目前正在学习Python并且对Numpy&熊猫

我拼凑了一个带范围的随机发生器。它使用Numpy,我无法隔离每个单独的结果来计算我随机范围内的范围内的迭代。

目标:计算"随机> = 1000"的迭代次数。然后将1添加到与迭代计数相关的适当单元格中。非常基本的例子:

#Random generator begins... these are first four random generations
Randomiteration0 = 175994 (Random >= 1000)
Randomiteration1 = 1199 (Random >= 1000)
Randomiteration2 = 873399 (Random >= 1000)
Randomiteration3 = 322 (Random < 1000)

#used to +1 to the fourth row of column A in CSV
finalIterationTally = 4

#total times random < 1000 throughout entire session.
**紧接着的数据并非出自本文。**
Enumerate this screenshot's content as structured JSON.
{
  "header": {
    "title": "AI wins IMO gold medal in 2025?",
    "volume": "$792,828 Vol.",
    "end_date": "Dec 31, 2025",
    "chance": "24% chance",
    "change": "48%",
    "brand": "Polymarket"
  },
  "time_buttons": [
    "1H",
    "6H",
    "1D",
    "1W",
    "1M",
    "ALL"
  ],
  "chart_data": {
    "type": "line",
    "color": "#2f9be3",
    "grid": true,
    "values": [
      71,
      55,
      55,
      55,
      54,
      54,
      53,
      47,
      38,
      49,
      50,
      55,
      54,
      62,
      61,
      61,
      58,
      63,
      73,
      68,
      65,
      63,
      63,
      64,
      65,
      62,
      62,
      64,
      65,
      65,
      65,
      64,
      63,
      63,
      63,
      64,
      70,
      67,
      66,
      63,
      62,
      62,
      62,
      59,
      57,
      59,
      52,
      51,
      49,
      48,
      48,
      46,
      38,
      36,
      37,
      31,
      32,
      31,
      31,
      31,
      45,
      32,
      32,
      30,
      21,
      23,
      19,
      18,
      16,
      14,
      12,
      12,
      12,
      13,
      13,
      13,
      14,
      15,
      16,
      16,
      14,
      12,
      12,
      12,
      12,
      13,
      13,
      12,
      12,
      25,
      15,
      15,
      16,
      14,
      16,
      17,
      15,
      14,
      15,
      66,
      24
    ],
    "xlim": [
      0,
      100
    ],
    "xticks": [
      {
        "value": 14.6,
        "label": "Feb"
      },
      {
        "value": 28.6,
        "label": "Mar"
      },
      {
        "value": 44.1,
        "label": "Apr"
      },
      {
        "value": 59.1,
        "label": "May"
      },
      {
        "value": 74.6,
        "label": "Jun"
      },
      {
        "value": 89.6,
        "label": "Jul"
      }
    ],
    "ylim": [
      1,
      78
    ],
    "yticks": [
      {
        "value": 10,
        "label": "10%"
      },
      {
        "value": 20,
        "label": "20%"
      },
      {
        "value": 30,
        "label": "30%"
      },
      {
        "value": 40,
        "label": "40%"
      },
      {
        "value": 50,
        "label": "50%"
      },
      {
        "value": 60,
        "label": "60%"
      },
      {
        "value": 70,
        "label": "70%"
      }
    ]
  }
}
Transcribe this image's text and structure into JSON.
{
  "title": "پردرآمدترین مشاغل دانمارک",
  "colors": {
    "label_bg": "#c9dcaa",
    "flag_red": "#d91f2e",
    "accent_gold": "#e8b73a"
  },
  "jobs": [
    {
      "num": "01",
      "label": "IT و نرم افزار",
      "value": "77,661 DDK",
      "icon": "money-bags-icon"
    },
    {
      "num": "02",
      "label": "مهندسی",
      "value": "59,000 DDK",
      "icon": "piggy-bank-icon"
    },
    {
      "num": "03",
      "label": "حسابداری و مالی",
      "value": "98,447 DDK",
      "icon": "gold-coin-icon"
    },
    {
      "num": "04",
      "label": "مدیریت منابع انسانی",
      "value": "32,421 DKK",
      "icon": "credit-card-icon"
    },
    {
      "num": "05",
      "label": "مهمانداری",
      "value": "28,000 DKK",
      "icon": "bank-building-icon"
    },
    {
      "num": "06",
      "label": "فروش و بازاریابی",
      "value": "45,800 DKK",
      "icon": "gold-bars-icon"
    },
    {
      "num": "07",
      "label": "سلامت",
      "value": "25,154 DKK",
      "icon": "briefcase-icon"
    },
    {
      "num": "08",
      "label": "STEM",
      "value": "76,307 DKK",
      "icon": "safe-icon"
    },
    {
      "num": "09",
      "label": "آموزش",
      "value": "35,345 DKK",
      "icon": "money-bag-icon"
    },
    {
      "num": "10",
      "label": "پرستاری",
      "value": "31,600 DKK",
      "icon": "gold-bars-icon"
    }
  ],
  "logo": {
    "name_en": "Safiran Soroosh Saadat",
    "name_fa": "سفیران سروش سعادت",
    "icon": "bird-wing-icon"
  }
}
Placed in cell B1
hits = 1
#Rinse and repeat to custom set generations quantity...

(然后逻辑将是电子表格中的+1到A4。如果迭代计数为7,那么+1到A7等等。所以基本上,我测量距离和频率之间的距离每个&#34;命中&#34;)

我当前的代码包含CSV导出部分。我不需要再导出每个随机结果了。我只需要输出每次命中之间每个迭代距离的频率。这是我难倒的地方。

干杯

import pandas as pd
import numpy as np

#set random generation quantity
generations=int(input("How many generations?\n###:"))

#random range and generator
choices = range(1, 100000)
samples = np.random.choice(choices, size=generations)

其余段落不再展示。